Commodities trading company Trafigura has renewed and increased its US$1.76bn syndicated revolving credit and term loan facility for Asia.
The facility, which was oversubscribed, was initially launched at US$1.2bn.
This is the second year in a row that the facility was oversubscribed, being launched at US$900mn this time last year.
The original mandated lead arrangers and bookrunners for the deal were ANZ, Industrial and Commercial Bank of China, Standard Chartered, DBS, National Australia Bank and Sumitomo Mitsui Banking Corporation.
During syndication, the Bank of China joined as an original mandated lead arranger and bookrunner.
This year, the facility is comprised of a 364-day revolving credit facility, with three-year and five-year term loan facilities. It also includes a Chinese renminbi (RMB) financing tranche.

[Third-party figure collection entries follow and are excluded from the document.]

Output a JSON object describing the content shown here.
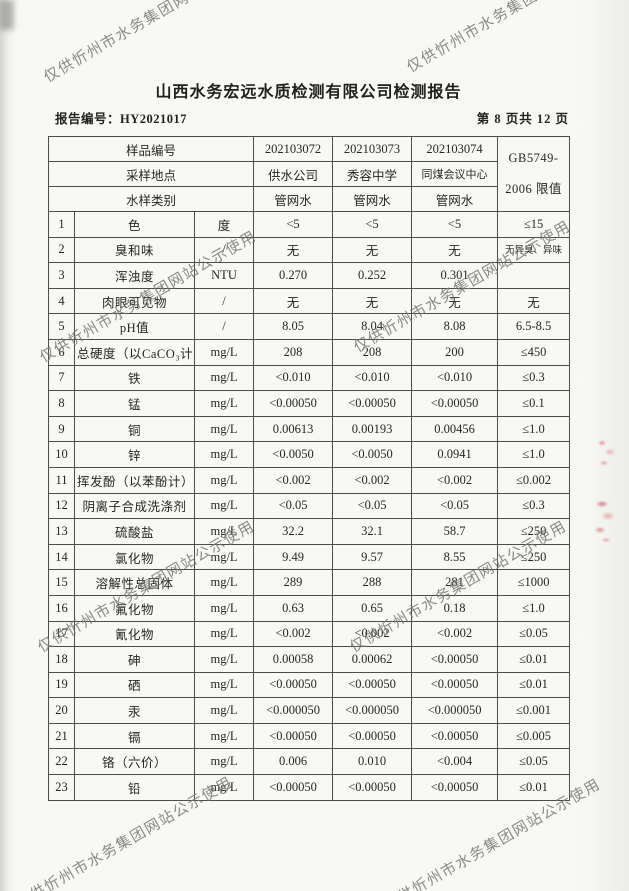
{
  "page": {
    "title": "山西水务宏远水质检测有限公司检测报告",
    "report_no": "报告编号：HY2021017",
    "page_indicator": "第 8 页共 12 页"
  },
  "watermark": {
    "text": "仅供忻州市水务集团网站公示使用"
  },
  "table": {
    "header": {
      "rows": [
        {
          "label": "样品编号",
          "values": [
            "202103072",
            "202103073",
            "202103074"
          ]
        },
        {
          "label": "采样地点",
          "values": [
            "供水公司",
            "秀容中学",
            "同煤会议中心"
          ]
        },
        {
          "label": "水样类别",
          "values": [
            "管网水",
            "管网水",
            "管网水"
          ]
        }
      ],
      "limit_line1": "GB5749-",
      "limit_line2": "2006 限值"
    },
    "rows": [
      {
        "no": "1",
        "item": "色",
        "unit": "度",
        "v1": "<5",
        "v2": "<5",
        "v3": "<5",
        "limit": "≤15"
      },
      {
        "no": "2",
        "item": "臭和味",
        "unit": "/",
        "v1": "无",
        "v2": "无",
        "v3": "无",
        "limit": "无异臭、异味"
      },
      {
        "no": "3",
        "item": "浑浊度",
        "unit": "NTU",
        "v1": "0.270",
        "v2": "0.252",
        "v3": "0.301",
        "limit": ""
      },
      {
        "no": "4",
        "item": "肉眼可见物",
        "unit": "/",
        "v1": "无",
        "v2": "无",
        "v3": "无",
        "limit": "无"
      },
      {
        "no": "5",
        "item": "pH值",
        "unit": "/",
        "v1": "8.05",
        "v2": "8.04",
        "v3": "8.08",
        "limit": "6.5-8.5"
      },
      {
        "no": "6",
        "item": "总硬度（以CaCO₃计）",
        "unit": "mg/L",
        "v1": "208",
        "v2": "208",
        "v3": "200",
        "limit": "≤450"
      },
      {
        "no": "7",
        "item": "铁",
        "unit": "mg/L",
        "v1": "<0.010",
        "v2": "<0.010",
        "v3": "<0.010",
        "limit": "≤0.3"
      },
      {
        "no": "8",
        "item": "锰",
        "unit": "mg/L",
        "v1": "<0.00050",
        "v2": "<0.00050",
        "v3": "<0.00050",
        "limit": "≤0.1"
      },
      {
        "no": "9",
        "item": "铜",
        "unit": "mg/L",
        "v1": "0.00613",
        "v2": "0.00193",
        "v3": "0.00456",
        "limit": "≤1.0"
      },
      {
        "no": "10",
        "item": "锌",
        "unit": "mg/L",
        "v1": "<0.0050",
        "v2": "<0.0050",
        "v3": "0.0941",
        "limit": "≤1.0"
      },
      {
        "no": "11",
        "item": "挥发酚（以苯酚计）",
        "unit": "mg/L",
        "v1": "<0.002",
        "v2": "<0.002",
        "v3": "<0.002",
        "limit": "≤0.002"
      },
      {
        "no": "12",
        "item": "阴离子合成洗涤剂",
        "unit": "mg/L",
        "v1": "<0.05",
        "v2": "<0.05",
        "v3": "<0.05",
        "limit": "≤0.3"
      },
      {
        "no": "13",
        "item": "硫酸盐",
        "unit": "mg/L",
        "v1": "32.2",
        "v2": "32.1",
        "v3": "58.7",
        "limit": "≤250"
      },
      {
        "no": "14",
        "item": "氯化物",
        "unit": "mg/L",
        "v1": "9.49",
        "v2": "9.57",
        "v3": "8.55",
        "limit": "≤250"
      },
      {
        "no": "15",
        "item": "溶解性总固体",
        "unit": "mg/L",
        "v1": "289",
        "v2": "288",
        "v3": "281",
        "limit": "≤1000"
      },
      {
        "no": "16",
        "item": "氟化物",
        "unit": "mg/L",
        "v1": "0.63",
        "v2": "0.65",
        "v3": "0.18",
        "limit": "≤1.0"
      },
      {
        "no": "17",
        "item": "氰化物",
        "unit": "mg/L",
        "v1": "<0.002",
        "v2": "<0.002",
        "v3": "<0.002",
        "limit": "≤0.05"
      },
      {
        "no": "18",
        "item": "砷",
        "unit": "mg/L",
        "v1": "0.00058",
        "v2": "0.00062",
        "v3": "<0.00050",
        "limit": "≤0.01"
      },
      {
        "no": "19",
        "item": "硒",
        "unit": "mg/L",
        "v1": "<0.00050",
        "v2": "<0.00050",
        "v3": "<0.00050",
        "limit": "≤0.01"
      },
      {
        "no": "20",
        "item": "汞",
        "unit": "mg/L",
        "v1": "<0.000050",
        "v2": "<0.000050",
        "v3": "<0.000050",
        "limit": "≤0.001"
      },
      {
        "no": "21",
        "item": "镉",
        "unit": "mg/L",
        "v1": "<0.00050",
        "v2": "<0.00050",
        "v3": "<0.00050",
        "limit": "≤0.005"
      },
      {
        "no": "22",
        "item": "铬（六价）",
        "unit": "mg/L",
        "v1": "0.006",
        "v2": "0.010",
        "v3": "<0.004",
        "limit": "≤0.05"
      },
      {
        "no": "23",
        "item": "铅",
        "unit": "mg/L",
        "v1": "<0.00050",
        "v2": "<0.00050",
        "v3": "<0.00050",
        "limit": "≤0.01"
      }
    ]
  }
}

Trafigura is the first trader to offer a RMB-funded facility, which led to seven new banks joining the facility and significantly increased the company’s exposure with Taiwanese banks in particular, the company outlines.
“We attracted 13 new banks to this facility, including the seven that supported the RMB tranche. In total, 38 banks are committed to the facility, which demonstrates growing awareness throughout the Asia Pacific region about the success of Trafigura’s business model,” Pierre Lorinet, CFO and Asian managing director of Trafigura, comments.